For every laughably off-base sci-fi prediction (flying cars, memory implants, alien interaction, the list goes on), there’s one that’s almost eerily on the mark. Even fairy tales and fantasy stories from centuries ago will get it right every so often. It’s a stretch, but we can call the magic mirror in “Beauty and the Beast” an 18th-century predecessor of Face Time and Skype (video chatting).

The magic mirror and its sort are more wishful thinking or lucky guesses than anything else. There’s obviously no way that anyone in the 1700s or earlier had even a hint of real technological knowledge about electricity, let alone smartphones. But later on, as science fiction came into its own as a genre and authors developed serious scientific knowledge and interest in technology, the fictional versions of the future started to get more accurate. Many authors and filmmakers collaborated with or fact-checked their theories with scientists, making their work all the more accurate.
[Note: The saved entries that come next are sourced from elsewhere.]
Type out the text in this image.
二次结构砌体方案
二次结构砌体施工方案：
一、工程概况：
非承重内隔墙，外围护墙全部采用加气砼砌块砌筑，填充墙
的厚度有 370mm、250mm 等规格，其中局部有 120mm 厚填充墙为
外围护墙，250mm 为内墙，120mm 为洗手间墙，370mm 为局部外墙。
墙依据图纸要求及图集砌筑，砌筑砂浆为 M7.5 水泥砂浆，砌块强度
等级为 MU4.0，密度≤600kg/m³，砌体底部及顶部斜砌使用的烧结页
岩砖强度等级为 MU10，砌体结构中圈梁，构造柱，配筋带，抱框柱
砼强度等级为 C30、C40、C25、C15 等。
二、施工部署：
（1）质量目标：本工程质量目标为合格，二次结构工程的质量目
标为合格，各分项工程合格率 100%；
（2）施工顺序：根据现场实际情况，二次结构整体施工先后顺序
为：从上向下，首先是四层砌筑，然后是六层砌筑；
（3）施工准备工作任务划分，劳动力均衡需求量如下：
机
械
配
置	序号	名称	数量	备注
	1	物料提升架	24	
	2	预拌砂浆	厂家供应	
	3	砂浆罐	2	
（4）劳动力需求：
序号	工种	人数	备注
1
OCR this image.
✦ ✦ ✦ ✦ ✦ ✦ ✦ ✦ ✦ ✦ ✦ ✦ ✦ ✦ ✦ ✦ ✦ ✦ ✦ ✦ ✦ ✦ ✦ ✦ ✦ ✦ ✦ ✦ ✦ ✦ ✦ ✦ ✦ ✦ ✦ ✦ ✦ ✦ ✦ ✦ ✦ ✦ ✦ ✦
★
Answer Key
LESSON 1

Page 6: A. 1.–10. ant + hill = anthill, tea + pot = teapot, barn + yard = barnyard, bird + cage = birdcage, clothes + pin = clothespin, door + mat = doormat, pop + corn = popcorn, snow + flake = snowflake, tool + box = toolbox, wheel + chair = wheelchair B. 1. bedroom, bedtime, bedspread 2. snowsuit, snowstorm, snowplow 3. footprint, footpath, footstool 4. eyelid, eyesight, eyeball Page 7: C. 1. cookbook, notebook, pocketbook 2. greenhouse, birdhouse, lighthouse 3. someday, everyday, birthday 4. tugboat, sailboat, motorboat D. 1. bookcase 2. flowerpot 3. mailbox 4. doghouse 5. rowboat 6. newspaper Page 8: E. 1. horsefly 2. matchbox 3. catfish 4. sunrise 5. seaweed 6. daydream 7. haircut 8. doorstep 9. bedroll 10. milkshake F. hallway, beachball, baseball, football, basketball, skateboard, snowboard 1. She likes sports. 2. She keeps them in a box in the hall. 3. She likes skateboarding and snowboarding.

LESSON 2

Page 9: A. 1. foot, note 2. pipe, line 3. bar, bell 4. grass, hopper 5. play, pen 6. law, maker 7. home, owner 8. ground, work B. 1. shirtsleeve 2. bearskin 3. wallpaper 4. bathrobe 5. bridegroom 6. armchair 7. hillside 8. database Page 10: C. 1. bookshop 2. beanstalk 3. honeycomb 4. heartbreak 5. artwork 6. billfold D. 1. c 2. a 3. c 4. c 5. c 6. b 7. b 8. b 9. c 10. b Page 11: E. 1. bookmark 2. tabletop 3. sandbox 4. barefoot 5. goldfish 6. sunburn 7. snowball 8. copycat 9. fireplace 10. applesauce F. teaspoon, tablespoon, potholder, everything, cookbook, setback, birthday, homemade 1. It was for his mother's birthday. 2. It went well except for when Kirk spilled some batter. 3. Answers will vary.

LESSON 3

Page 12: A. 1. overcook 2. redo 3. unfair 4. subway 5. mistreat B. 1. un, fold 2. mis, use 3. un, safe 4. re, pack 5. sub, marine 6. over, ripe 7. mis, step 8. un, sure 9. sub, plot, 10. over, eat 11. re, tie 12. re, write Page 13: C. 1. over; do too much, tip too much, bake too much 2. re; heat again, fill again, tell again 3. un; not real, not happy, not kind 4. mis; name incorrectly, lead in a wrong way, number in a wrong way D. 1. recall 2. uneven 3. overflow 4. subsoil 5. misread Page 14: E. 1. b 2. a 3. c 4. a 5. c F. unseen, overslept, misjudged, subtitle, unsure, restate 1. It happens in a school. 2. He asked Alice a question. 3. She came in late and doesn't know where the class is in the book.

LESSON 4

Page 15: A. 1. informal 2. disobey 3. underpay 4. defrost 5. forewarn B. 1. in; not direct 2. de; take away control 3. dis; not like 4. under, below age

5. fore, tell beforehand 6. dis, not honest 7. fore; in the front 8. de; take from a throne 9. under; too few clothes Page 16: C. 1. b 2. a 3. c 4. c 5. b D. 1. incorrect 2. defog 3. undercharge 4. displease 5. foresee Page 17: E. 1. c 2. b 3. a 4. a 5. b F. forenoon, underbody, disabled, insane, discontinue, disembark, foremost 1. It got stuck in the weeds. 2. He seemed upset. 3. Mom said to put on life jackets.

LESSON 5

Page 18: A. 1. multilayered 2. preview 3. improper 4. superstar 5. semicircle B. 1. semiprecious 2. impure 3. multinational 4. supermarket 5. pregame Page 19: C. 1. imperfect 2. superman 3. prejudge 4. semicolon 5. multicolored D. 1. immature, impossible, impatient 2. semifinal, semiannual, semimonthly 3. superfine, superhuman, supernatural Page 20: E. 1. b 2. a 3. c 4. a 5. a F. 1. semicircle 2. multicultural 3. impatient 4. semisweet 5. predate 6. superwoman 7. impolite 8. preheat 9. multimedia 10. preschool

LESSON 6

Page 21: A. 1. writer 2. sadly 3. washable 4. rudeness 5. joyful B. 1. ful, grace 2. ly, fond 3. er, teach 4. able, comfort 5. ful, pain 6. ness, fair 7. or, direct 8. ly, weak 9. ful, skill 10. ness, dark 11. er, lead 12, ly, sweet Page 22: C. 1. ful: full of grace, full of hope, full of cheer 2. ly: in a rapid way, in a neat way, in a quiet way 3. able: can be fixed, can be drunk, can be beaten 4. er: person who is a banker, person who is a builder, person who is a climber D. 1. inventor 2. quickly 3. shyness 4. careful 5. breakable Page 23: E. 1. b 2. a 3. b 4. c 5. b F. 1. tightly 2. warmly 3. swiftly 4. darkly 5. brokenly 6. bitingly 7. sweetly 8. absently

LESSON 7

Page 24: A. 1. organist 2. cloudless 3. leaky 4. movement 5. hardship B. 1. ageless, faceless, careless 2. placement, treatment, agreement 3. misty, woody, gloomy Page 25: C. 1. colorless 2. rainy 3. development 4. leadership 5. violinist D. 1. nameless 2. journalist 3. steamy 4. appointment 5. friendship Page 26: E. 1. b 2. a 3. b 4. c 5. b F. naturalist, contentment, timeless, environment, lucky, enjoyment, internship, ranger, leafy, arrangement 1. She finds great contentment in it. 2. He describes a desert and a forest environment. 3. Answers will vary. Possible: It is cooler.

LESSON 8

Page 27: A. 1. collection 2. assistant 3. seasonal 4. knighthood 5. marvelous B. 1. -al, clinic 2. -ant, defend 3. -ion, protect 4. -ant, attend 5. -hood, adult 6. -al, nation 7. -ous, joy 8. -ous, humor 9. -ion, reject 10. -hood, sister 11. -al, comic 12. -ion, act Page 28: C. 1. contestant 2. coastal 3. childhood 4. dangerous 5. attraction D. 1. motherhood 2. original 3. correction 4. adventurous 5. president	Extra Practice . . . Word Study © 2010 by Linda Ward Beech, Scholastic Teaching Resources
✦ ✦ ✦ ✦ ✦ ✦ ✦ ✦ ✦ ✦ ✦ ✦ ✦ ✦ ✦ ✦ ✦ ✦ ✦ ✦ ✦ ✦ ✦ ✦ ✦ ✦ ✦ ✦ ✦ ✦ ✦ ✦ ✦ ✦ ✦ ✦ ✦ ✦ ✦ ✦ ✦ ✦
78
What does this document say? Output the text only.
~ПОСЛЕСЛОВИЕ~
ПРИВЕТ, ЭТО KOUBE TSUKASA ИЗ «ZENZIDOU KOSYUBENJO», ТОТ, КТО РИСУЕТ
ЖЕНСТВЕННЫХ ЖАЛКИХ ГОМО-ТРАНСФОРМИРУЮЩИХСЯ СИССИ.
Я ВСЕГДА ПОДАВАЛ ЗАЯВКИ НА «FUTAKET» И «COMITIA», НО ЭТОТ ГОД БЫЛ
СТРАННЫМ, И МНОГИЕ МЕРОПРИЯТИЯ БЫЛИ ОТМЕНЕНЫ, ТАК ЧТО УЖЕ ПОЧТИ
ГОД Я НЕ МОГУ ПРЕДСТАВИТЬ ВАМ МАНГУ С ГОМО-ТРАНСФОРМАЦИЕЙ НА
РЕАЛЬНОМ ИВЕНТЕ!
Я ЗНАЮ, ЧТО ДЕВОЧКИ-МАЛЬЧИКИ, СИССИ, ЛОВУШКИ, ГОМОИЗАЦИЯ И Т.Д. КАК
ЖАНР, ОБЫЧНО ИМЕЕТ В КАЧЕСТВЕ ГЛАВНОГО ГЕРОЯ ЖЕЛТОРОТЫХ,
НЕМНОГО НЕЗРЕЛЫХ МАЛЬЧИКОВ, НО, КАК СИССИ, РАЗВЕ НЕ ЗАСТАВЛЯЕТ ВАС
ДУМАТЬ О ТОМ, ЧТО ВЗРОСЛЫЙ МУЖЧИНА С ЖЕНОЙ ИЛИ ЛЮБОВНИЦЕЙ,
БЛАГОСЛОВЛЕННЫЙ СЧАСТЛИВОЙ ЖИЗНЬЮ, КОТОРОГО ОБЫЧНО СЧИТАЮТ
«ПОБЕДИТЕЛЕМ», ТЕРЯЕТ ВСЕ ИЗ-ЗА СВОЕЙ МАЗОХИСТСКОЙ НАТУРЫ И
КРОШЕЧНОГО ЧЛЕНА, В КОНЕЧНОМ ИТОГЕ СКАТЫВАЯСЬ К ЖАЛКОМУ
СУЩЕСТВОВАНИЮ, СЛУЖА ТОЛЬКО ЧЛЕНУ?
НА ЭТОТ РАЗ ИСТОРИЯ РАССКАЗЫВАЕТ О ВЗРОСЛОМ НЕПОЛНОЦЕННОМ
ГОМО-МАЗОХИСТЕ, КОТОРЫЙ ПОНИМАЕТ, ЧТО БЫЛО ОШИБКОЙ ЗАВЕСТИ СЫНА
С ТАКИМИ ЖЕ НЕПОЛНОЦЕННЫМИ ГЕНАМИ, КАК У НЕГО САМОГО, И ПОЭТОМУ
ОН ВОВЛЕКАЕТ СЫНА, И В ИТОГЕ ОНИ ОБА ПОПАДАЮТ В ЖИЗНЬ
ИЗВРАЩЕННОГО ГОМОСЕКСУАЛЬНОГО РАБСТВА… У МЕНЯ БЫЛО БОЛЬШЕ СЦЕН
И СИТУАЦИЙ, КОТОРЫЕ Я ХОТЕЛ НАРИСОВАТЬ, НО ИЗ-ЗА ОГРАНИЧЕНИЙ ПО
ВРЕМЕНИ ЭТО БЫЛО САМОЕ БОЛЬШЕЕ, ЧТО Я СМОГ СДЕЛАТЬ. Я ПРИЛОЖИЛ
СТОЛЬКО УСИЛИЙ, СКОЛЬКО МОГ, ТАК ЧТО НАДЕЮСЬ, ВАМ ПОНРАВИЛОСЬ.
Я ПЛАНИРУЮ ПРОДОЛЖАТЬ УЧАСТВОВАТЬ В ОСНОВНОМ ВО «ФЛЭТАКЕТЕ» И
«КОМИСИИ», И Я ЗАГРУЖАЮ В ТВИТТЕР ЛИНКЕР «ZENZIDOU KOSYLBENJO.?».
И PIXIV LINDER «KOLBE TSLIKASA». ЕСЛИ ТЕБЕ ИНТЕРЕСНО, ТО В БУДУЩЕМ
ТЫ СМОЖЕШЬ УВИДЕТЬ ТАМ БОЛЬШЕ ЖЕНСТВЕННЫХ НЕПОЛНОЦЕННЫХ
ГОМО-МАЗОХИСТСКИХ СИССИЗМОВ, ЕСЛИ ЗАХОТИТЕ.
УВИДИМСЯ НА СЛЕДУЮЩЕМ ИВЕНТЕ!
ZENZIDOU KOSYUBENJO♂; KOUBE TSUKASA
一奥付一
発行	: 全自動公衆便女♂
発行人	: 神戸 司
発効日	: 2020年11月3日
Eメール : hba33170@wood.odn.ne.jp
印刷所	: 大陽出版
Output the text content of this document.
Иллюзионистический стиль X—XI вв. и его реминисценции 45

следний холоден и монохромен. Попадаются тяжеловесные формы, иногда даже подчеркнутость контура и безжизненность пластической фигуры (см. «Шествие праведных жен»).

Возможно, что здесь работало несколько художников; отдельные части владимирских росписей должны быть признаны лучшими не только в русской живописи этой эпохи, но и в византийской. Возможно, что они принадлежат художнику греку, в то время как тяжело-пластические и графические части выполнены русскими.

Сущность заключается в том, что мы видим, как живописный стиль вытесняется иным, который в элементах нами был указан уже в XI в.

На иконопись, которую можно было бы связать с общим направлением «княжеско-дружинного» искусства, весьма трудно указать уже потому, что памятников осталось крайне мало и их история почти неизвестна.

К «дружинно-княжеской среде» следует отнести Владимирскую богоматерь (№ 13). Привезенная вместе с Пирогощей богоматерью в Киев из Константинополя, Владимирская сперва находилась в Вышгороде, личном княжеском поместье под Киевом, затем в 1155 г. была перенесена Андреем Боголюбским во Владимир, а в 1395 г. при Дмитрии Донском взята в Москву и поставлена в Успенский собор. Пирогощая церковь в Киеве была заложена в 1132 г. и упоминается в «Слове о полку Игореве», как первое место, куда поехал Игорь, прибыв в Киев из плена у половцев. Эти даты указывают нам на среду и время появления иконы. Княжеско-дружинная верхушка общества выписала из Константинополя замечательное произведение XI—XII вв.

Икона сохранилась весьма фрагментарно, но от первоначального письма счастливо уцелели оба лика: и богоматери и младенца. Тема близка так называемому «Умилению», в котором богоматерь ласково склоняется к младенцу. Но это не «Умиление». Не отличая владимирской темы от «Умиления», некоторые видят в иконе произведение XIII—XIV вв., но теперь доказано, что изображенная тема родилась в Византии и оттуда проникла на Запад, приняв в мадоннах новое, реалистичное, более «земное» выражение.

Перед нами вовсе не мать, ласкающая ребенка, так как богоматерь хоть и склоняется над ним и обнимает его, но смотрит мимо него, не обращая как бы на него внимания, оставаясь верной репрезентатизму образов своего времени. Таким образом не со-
You’d be excused for getting sci-fi fever these days when you confront the mass of new technologies that are constantly appearing around us. In Edward Bellamy’s 1888 utopia, the protagonist falls asleep in 1887 and wakes up in 2000 to find cards are used as money like today’s  atm/credit cards. The movement-controlled Xbox Connect also harks back to the Tom Cruise film.  Stanley Kubrick’s “2001: A Space Odyssey,” although it does have its fair share of clunky misses, is loaded with now-familiar items: talking computers, e-books, space stations and space shuttles. And landing on Mars! Asimov wrote that by now, we’d have unmanned ships there (check) and a manned expedition in the works (check).

In 2014, the technology exists for — and scientists are actively working on — products that very closely replicate light sabers, Iron Man’s cybernetic helmet, Captain America’s shield, Carrie’s telekinetic powers, Batman’s grappling gun and Harry Potter’s invisibility cloak. Who would’ve thought?

There’s an intriguing flip side to this subject, too: Scientists and students have been coming across fascinating sci-fi fictional technology and then actually doing the work to make it real. Thad Sterner, a lead developer of Google Glass, names “Terminator 2” an early motivation for the project. In 2010, two high school students won the Siemens Competition for an emotion-detecting algorithm inspired by the 2004 film “I, Robot”. And chemical engineering students at Stanford started trying to develop self-healing skin after watching an “X-Men” movie.

These examples are only the tip of the iceberg. There’s probably a group of students at MIT watching “E.T.” right now and deciding to make flying bikes a reality. And only time will tell which other sci-fi predictions will turn out to be true – and which ones we’ll laugh at later.